The ebay advertisement for the car showed the original 1941 build plate with the Nazi Adler (eagle) stamped on it. It further stated the car was abandoned with the collpase of the front in Stalingrad in December 1942, and taken as war booty by the Soviets, and later converted to run on the inferior Russian gasoline, and run for 535,000 kms (about 280,000 muiles) by a Russian farmer, and to the next owner after he died. First seen on ebay in March 2006.
Thanks Jim, reading what you said I've wondered how the car got to Stalingrad - did a little research and came up with the following:

Quote:
Luftwaffe General Martin Fiebig, commanding VIII Flieger Korps, sounded a warning about the looming disaster. In a pointed message to Paulus's chief of staff, Gen. Arthur Schmidt, he warned that the Luftwaffe would be unable to adequately supply 6th Army from the air. Unknown to everyone concerned, this is exactly what Hitler was proposing to do.

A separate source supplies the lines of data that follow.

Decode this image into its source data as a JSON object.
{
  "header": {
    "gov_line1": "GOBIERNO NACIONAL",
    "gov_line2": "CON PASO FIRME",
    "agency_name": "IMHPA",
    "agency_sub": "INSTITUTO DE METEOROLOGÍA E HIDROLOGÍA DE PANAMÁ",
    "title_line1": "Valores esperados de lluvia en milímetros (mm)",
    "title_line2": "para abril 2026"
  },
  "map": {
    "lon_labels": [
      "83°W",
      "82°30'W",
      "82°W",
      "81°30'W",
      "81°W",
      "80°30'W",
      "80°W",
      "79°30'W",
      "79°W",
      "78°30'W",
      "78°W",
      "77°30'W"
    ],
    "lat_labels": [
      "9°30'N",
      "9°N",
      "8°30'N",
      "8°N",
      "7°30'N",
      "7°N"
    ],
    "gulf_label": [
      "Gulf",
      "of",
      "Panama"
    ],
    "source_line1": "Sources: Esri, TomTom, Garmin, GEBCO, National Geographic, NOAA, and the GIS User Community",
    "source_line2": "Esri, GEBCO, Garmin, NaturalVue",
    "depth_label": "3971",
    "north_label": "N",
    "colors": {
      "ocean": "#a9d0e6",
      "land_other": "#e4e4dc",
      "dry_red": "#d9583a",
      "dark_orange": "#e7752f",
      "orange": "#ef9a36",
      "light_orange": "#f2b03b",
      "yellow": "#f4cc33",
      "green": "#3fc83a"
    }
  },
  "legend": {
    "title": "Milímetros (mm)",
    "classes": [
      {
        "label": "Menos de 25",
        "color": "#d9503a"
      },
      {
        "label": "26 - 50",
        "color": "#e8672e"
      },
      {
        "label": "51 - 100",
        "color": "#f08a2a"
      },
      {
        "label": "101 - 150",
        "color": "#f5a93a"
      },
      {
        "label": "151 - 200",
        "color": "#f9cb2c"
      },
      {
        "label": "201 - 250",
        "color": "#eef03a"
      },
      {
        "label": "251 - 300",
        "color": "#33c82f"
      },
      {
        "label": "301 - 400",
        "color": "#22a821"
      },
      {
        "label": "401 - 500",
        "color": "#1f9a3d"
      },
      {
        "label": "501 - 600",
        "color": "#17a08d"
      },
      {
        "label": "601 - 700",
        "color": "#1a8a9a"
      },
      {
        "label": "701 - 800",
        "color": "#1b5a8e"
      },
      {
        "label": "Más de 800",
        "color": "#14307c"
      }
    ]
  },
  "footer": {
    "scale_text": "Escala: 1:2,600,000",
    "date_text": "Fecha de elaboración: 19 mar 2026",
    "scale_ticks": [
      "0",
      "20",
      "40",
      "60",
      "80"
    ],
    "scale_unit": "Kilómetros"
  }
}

At this point, there exists a great deal of confusion as to where the responsibility lies for the ill-advised attempt to sustain 6th Army from the air. Historians almost universally blame Luftwaffe chief Hermann Goering for the fiasco. In fact, Hitler does not seem to have even consulted Goering until after the pocket had closed on Nov.23, 1942. Hitler's initial decision to order Paulus to hold at Stalingrad left no other alternative but to attempt an airlift.
http://www.militaryhistoryonline.com/wwii/stalingrad/uranus.aspx
It sounds to me like Fiebig's staff message to the German 6th was delivered by hand. History of these vehicles means alot. Still I've heard stories of there being a "Haunted Benz" somewhere is Eastern Europe that everybody is scared to own.